Les diamants pourraient s’être formés peu après que Mercure elle-même se soit transformée en planète il y a environ 4,5 milliards d’années à partir d’un nuage tourbillonnant de poussière et de gaz, dans le creuset d’un environnement à haute pression et haute température. On pense qu’à cette époque, la jeune planète était recouverte d’une croûte de graphite, flottant au-dessus d’un profond océan de magma.

Une équipe de chercheurs a recréé cet environnement brûlant dans une expérience, avec une machine appelée presse à enclume qui est normalement utilisée pour étudier le comportement des matériaux sous une pression extrême mais aussi pour la production de diamants synthétiques.

« C’est une presse énorme, qui nous permet de soumettre de minuscules échantillons à la même haute pression et à la même haute température que celles auxquelles on s’attendrait au plus profond du manteau de Mercure, à la frontière entre le manteau et le noyau », a déclaré Bernard Charlier, chef du département de géologie de l’Université de Liège en Belgique et co-auteur d’une étude rapportant les résultats.

L’équipe a inséré un mélange synthétique d’éléments, dont du silicium, du titane, du magnésium et de l’aluminium, à l’intérieur d’une capsule en graphite, reproduisant ainsi la composition théorique de l’intérieur de Mercure à ses débuts. Les chercheurs ont ensuite soumis la capsule à des pressions près de 70 000 fois supérieures à celles observées à la surface de la Terre et à des températures allant jusqu’à 2 000 degrés Celsius (3 630 degrés Fahrenheit), reproduisant ainsi les conditions probablement observées près du noyau de Mercure il y a des milliards d’années.

Après la fusion de l’échantillon, les scientifiques ont observé les changements dans la chimie et les minéraux au microscope électronique et ont remarqué que le graphite s’était transformé en cristaux de diamant.

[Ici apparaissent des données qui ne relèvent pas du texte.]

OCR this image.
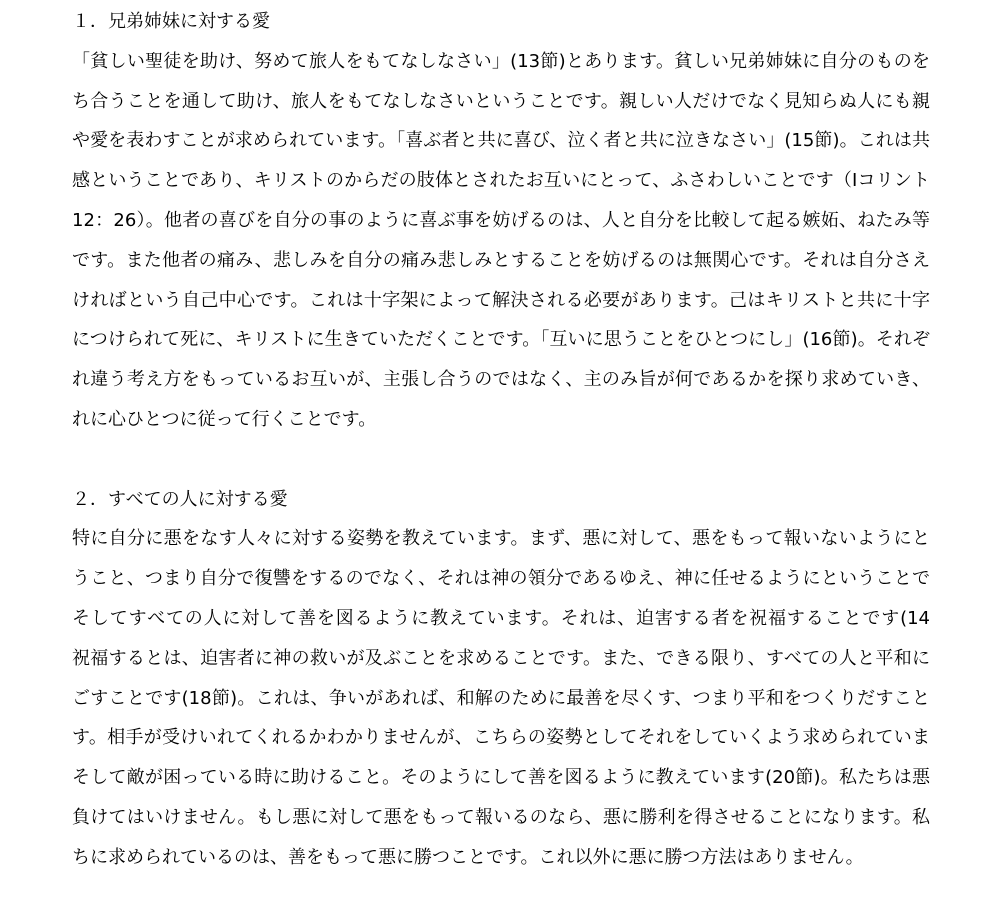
１．兄弟姉妹に対する愛
「貧しい聖徒を助け、努めて旅人をもてなしなさい」(13節)とあります。貧しい兄弟姉妹に自分のものを
ち合うことを通して助け、旅人をもてなしなさいということです。親しい人だけでなく見知らぬ人にも親
や愛を表わすことが求められています。「喜ぶ者と共に喜び、泣く者と共に泣きなさい」(15節)。これは共
感ということであり、キリストのからだの肢体とされたお互いにとって、ふさわしいことです（Ⅰコリント
12：26）。他者の喜びを自分の事のように喜ぶ事を妨げるのは、人と自分を比較して起る嫉妬、ねたみ等
です。また他者の痛み、悲しみを自分の痛み悲しみとすることを妨げるのは無関心です。それは自分さえ
ければという自己中心です。これは十字架によって解決される必要があります。己はキリストと共に十字
につけられて死に、キリストに生きていただくことです。「互いに思うことをひとつにし」(16節)。それぞ
れ違う考え方をもっているお互いが、主張し合うのではなく、主のみ旨が何であるかを探り求めていき、
れに心ひとつに従って行くことです。
２．すべての人に対する愛
特に自分に悪をなす人々に対する姿勢を教えています。まず、悪に対して、悪をもって報いないようにと
うこと、つまり自分で復讐をするのでなく、それは神の領分であるゆえ、神に任せるようにということで
そしてすべての人に対して善を図るように教えています。それは、迫害する者を祝福することです(14
祝福するとは、迫害者に神の救いが及ぶことを求めることです。また、できる限り、すべての人と平和に
ごすことです(18節)。これは、争いがあれば、和解のために最善を尽くす、つまり平和をつくりだすこと
す。相手が受けいれてくれるかわかりませんが、こちらの姿勢としてそれをしていくよう求められていま
そして敵が困っている時に助けること。そのようにして善を図るように教えています(20節)。私たちは悪
負けてはいけません。もし悪に対して悪をもって報いるのなら、悪に勝利を得させることになります。私
ちに求められているのは、善をもって悪に勝つことです。これ以外に悪に勝つ方法はありません。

Ce mécanisme, affirment les chercheurs, peut non seulement nous donner plus d’informations sur les secrets cachés sous la surface de Mercure, mais aussi sur l’évolution planétaire et la structure interne des exoplanètes aux caractéristiques similaires.

La surface grise de Mercure est due à la présence généralisée de graphite, une forme de carbone. Les chercheurs ont recréé les températures et la pression extrêmement élevées de l'environnement primitif de la planète pour déterminer si le carbone aurait pu se transformer en cristaux de diamant. - NASA/Johns Hopkins University Applied Physics Laboratory/Carnegie Institution of Washington

Le mystérieux Mercure

Mercure est la deuxième planète la plus dense après la Terre. Son gros noyau métallique occupe 85 % du rayon de Mercure et c’est aussi la planète tellurique la moins explorée du système solaire. La dernière mission à avoir été menée à bien, la mission MESSENGER de la NASA, a tourné autour de la planète entre mars 2011 et avril 2015. Également connue sous le nom de mission Mercury Surface, Space Environment, Geochemistry and Ranging, elle a recueilli des données sur la géologie, la chimie et le champ magnétique de la planète, avant que le vaisseau spatial ne tombe en panne de carburant et n’entre en collision avec la surface.

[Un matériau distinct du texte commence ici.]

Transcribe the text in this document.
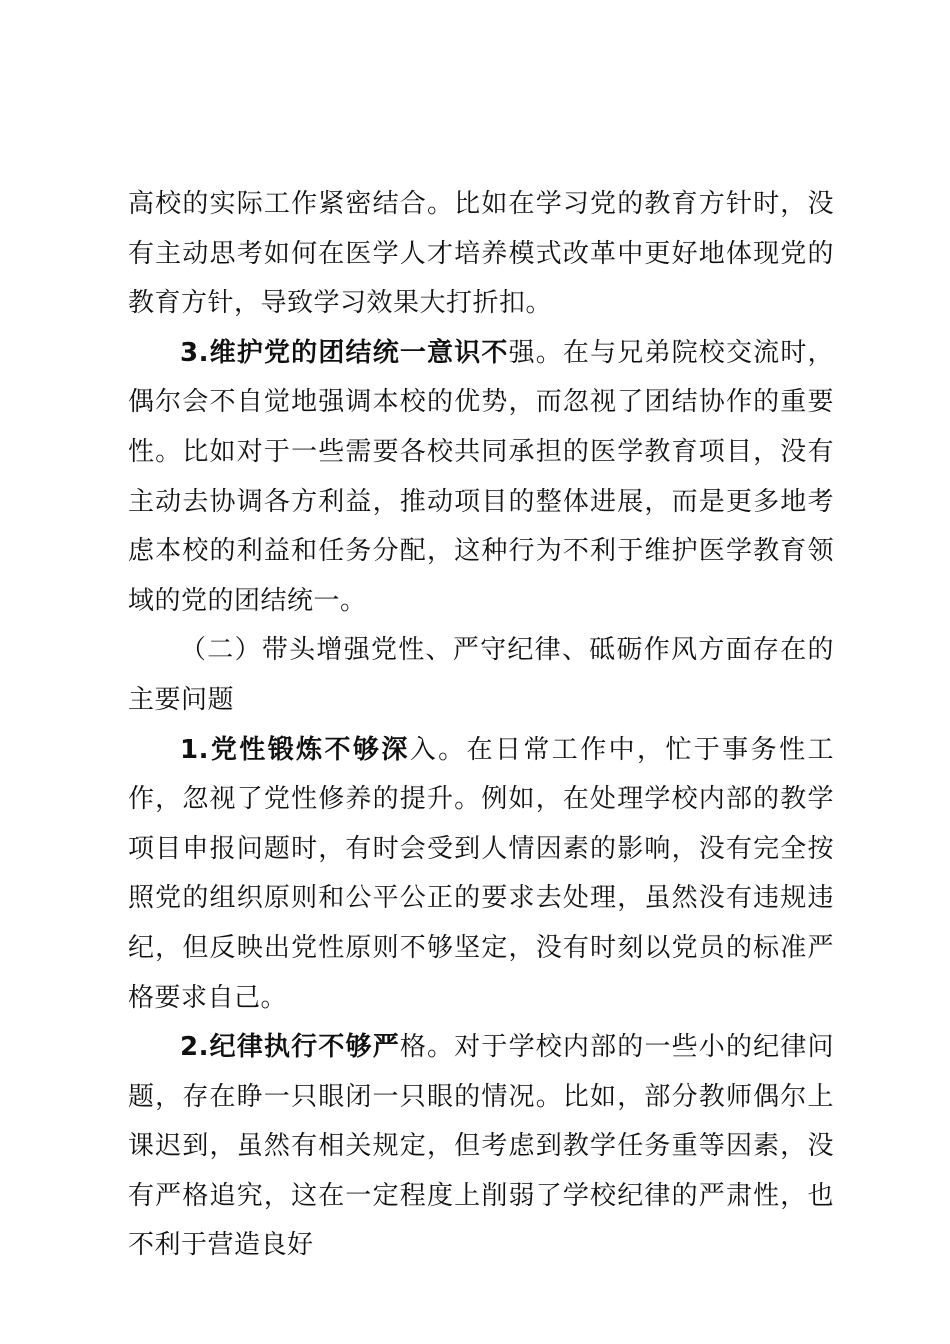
高校的实际工作紧密结合。比如在学习党的教育方针时，没有主动思考如何在医学人才培养模式改革中更好地体现党的教育方针，导致学习效果大打折扣。

3.维护党的团结统一意识不强。在与兄弟院校交流时，偶尔会不自觉地强调本校的优势，而忽视了团结协作的重要性。比如对于一些需要各校共同承担的医学教育项目，没有主动去协调各方利益，推动项目的整体进展，而是更多地考虑本校的利益和任务分配，这种行为不利于维护医学教育领域的党的团结统一。

（二）带头增强党性、严守纪律、砥砺作风方面存在的主要问题

1.党性锻炼不够深入。在日常工作中，忙于事务性工作，忽视了党性修养的提升。例如，在处理学校内部的教学项目申报问题时，有时会受到人情因素的影响，没有完全按照党的组织原则和公平公正的要求去处理，虽然没有违规违纪，但反映出党性原则不够坚定，没有时刻以党员的标准严格要求自己。

2.纪律执行不够严格。对于学校内部的一些小的纪律问题，存在睁一只眼闭一只眼的情况。比如，部分教师偶尔上课迟到，虽然有相关规定，但考虑到教学任务重等因素，没有严格追究，这在一定程度上削弱了学校纪律的严肃性，也不利于营造良好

« Nous savons qu’il y a beaucoup de carbone sous forme de graphite à la surface de Mercure, mais il existe très peu d’études sur l’intérieur de la planète », a déclaré Yanhao Lin, scientifique au Centre de recherche avancée sur les sciences et technologies à haute pression à Pékin et co-auteur de l’étude, parue en juin dans la revue Nature Communications.

« Comparé à la Lune ou à Mars, nous savons très peu de choses sur Mercure, notamment parce que nous n’avons pas d’échantillons de la surface de la planète », a expliqué M. Charlier. Mercure est différent de toutes les autres planètes telluriques, a-t-il ajouté, car il est très proche du Soleil et contient donc une très faible quantité d’oxygène, ce qui affecte sa chimie.

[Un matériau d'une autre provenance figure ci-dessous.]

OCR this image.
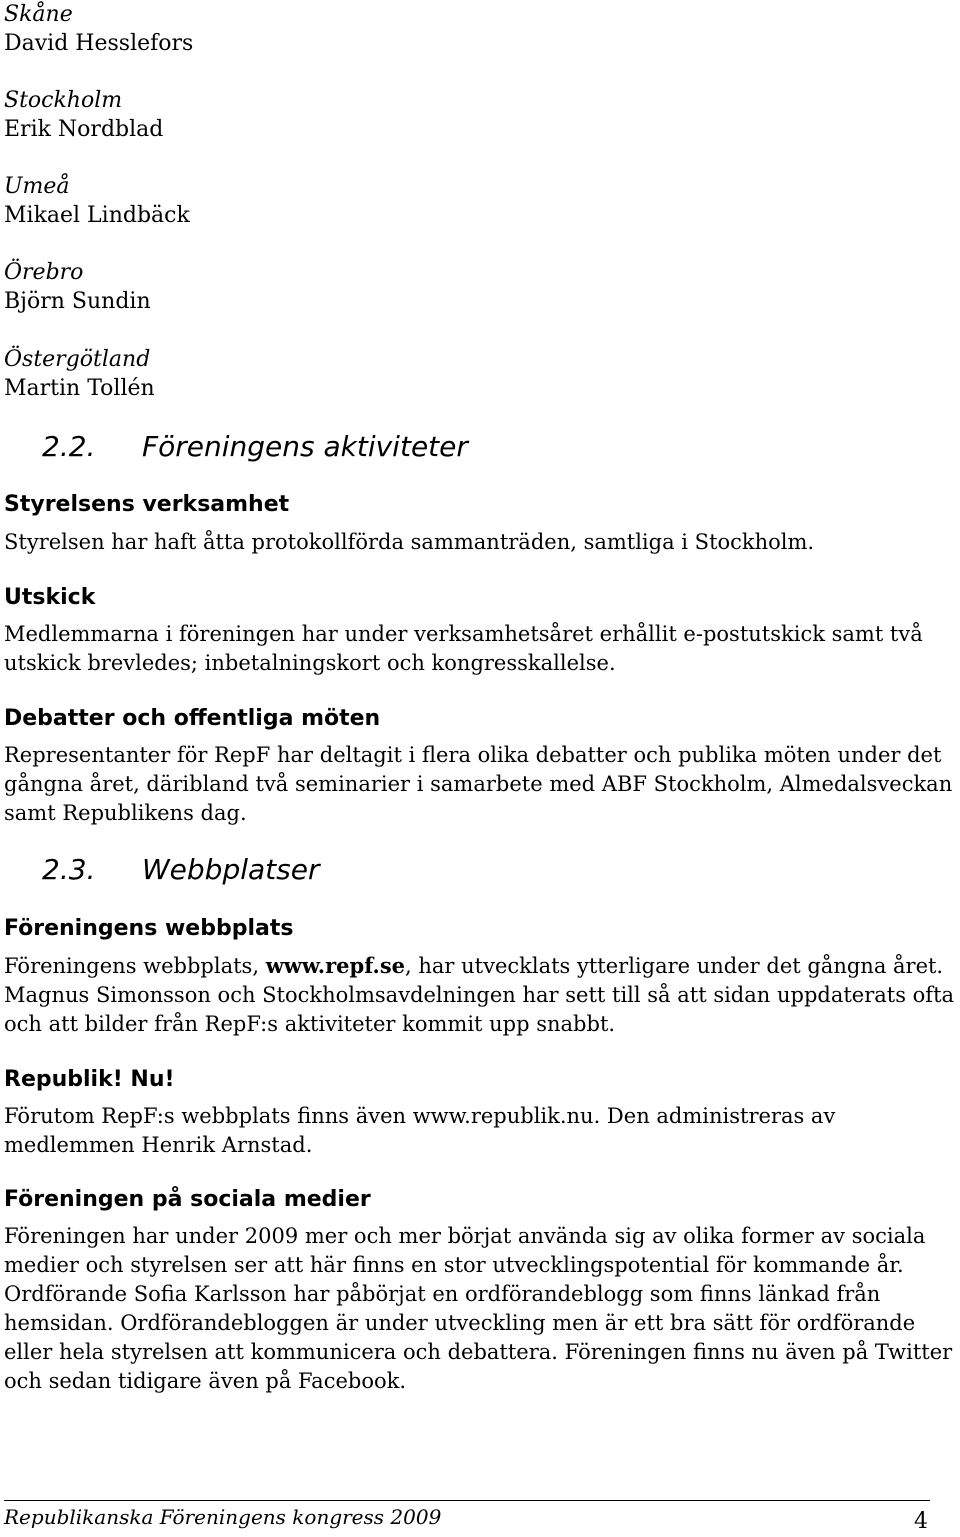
Skåne
David Hesslefors
Stockholm
Erik Nordblad
Umeå
Mikael Lindbäck
Örebro
Björn Sundin
Östergötland
Martin Tollén
2.2. Föreningens aktiviteter
Styrelsens verksamhet

Styrelsen har haft åtta protokollförda sammanträden, samtliga i Stockholm.

Utskick

Medlemmarna i föreningen har under verksamhetsåret erhållit e-postutskick samt två utskick brevledes; inbetalningskort och kongresskallelse.

Debatter och offentliga möten

Representanter för RepF har deltagit i flera olika debatter och publika möten under det gångna året, däribland två seminarier i samarbete med ABF Stockholm, Almedalsveckan samt Republikens dag.

2.3. Webbplatser
Föreningens webbplats

Föreningens webbplats, www.repf.se, har utvecklats ytterligare under det gångna året. Magnus Simonsson och Stockholmsavdelningen har sett till så att sidan uppdaterats ofta och att bilder från RepF:s aktiviteter kommit upp snabbt.

Republik! Nu!

Förutom RepF:s webbplats finns även www.republik.nu. Den administreras av medlemmen Henrik Arnstad.

Föreningen på sociala medier

Föreningen har under 2009 mer och mer börjat använda sig av olika former av sociala medier och styrelsen ser att här finns en stor utvecklingspotential för kommande år. Ordförande Sofia Karlsson har påbörjat en ordförandeblogg som finns länkad från hemsidan. Ordförandebloggen är under utveckling men är ett bra sätt för ordförande eller hela styrelsen att kommunicera och debattera. Föreningen finns nu även på Twitter och sedan tidigare även på Facebook.

Republikanska Föreningens kongress 2009	4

L'équipe de recherche a utilisé une presse à enclume, située au Centre de recherche avancée sur les sciences et technologies à haute pression à Pékin, pour reproduire les conditions probablement trouvées près du noyau de Mercure pour l'étude. - Yanhao Lin

L’équipe de recherche a utilisé une presse à enclume, située au Centre de recherche avancée sur les sciences et technologies à haute pression à Pékin, pour reproduire les conditions probablement trouvées près du noyau de Mercure pour l’étude. – Yanhao Lin

L’une des découvertes de MESSENGER est que Mercure est riche en carbone et que sa surface est grise en raison de la présence généralisée de graphite, une forme de carbone. Les diamants sont également constitués de carbone pur, formé dans des conditions de pression et de température spécifiques. Les chercheurs voulaient voir si ce processus avait pu se produire lors de la formation de la planète.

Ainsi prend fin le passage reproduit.